Transform Concordance File to USSEC Schema
This example converts a concordance load file to match a schema. Workflow:
- Load the USSEC schema from a file
- Read the
ExampleLoadFile.dat
file and convert it into an entity stream - Convert
File Size
field from a string to an integer - Map properties to match the USSEC schema
- Add missing "SUBJECT" field
- Transform entities to match the target schema
- Print the transformed entities
Resources​
- Example concordance file: ExampleLoadFile.dat
- USSEC Schema file: ussec-schema.json
caution
This example requires the FileSystem and StructuredData connectors.
SCL​
Download this SCL file: transform-concordance-to-ussec.scl
- <mappings> = (
'FIRSTBATES': "BEGINBATES"
'LASTBATES': "ENDBATES"
'ATTACHRANGE': "ATTACH_DOCID"
'BEGATTACH': "BEGINGROUP"
'ENDATTACH': "ENDGROUP"
'PARENT_BATES': "PARENT_DOCID"
'FROM': "From"
'TO': "To"
'CC': "Cc"
'BCC': "Bcc"
'FILE_NAME': "Name"
'LINK': "ITEMPATH"
'MIME_TYPE': "File Type"
'FILE_EXTEN': "File Extension (Original)"
'AUTHOR': "Author"
'LAST_AUTHOR': "Last Author"
'DATE_CREATED': "File Created"
'TIME_CREATED/TIME_ZONE': "File Created"
'DATE_MOD': "File Modified"
'TIME_MOD/TIME_ZONE': "File Modified"
'DATE_ACCESSD': "File Accessed"
'TIME_ACCESSD/TIME_ZONE': "File Accessed"

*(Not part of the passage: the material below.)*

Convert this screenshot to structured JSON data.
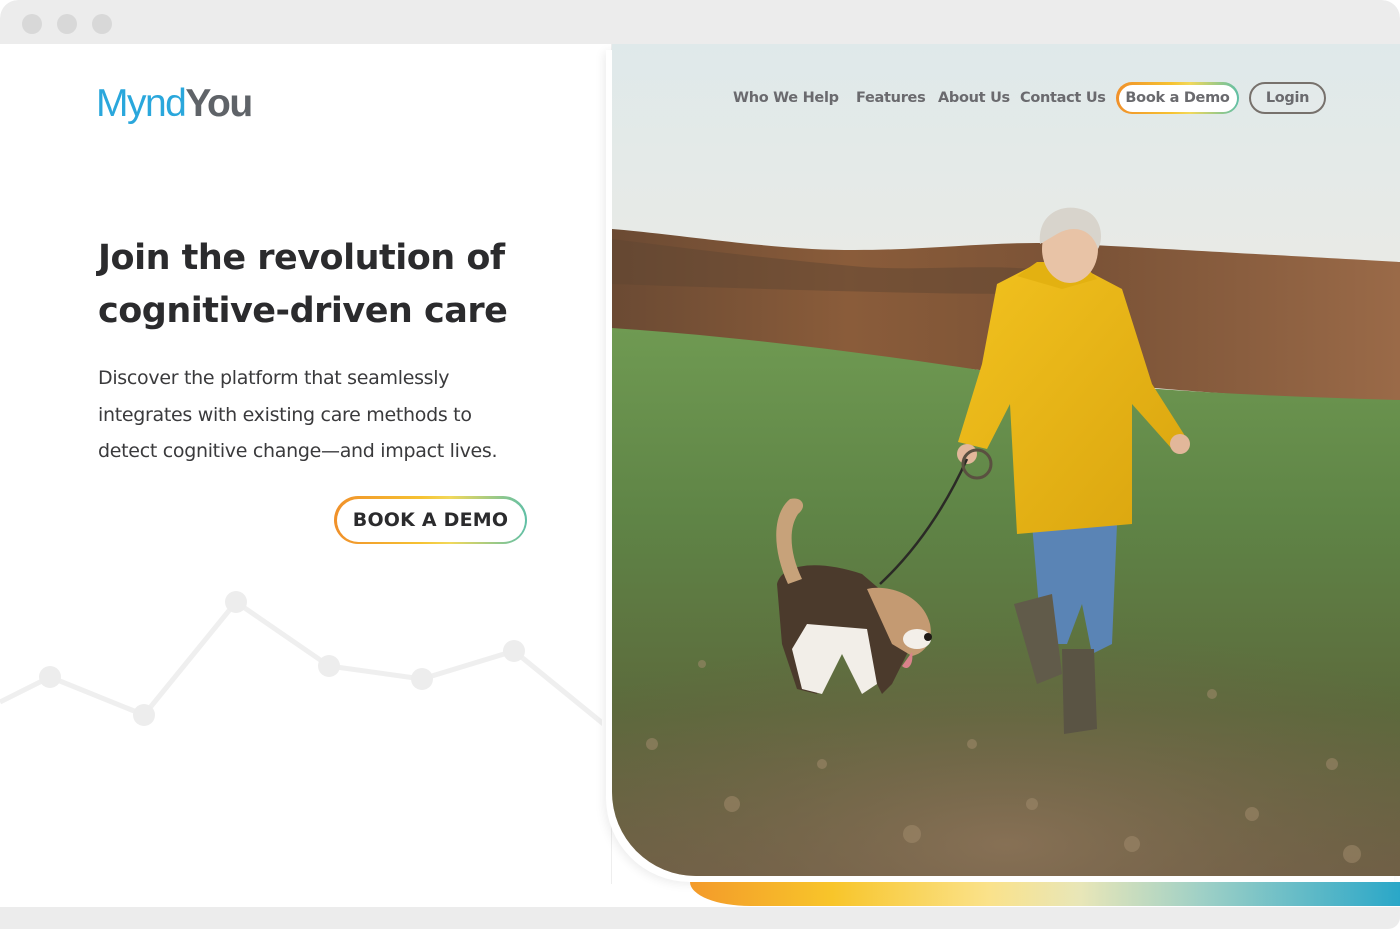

'PRINTED_DATE': "Last Printed"
'FILE_SIZE': "File Size"
'PGCOUNT': "PAGECOUNT"
'PATH': "Path Name"
'INTMSGID': "GUID"
'MD5HASH': "MD5 Digest"
'OCRPATH': "TEXTPATH"
)
- <schema> = FileRead 'ussec-schema.json' | FromJson
- FileRead 'ExampleLoadFile.dat'
| FromConcordance # Convert the dat file to an entity stream
#Change the file size from e.g. 4kb to 4000
| ArrayMap (EntitySetValue <> "File Size"
(
if ( StringIsEmpty <>["File Size"]) 0 #If File Size is empty, use 0
if (StringContains <>["File Size"] "null" true) 0 #If File Size is null, use 0
if (StringContains <>["File Size"] "kb" true) (stringToDouble (stringreplace <>["File Size"] '\s*kb\s*' "" ignorecase: true)) * 1000
<>["FileSize"]
)
)
| EntityMapProperties <mappings> # Rename all the properties
| ArrayMap (<> + ("SUBJECT" : "")) # Add the subject field
| Transform <schema> CaseSensitive: false # Transform the entity properties to match the USSEC schema
| ForEach (Print EntityFormat <>) # Print all entities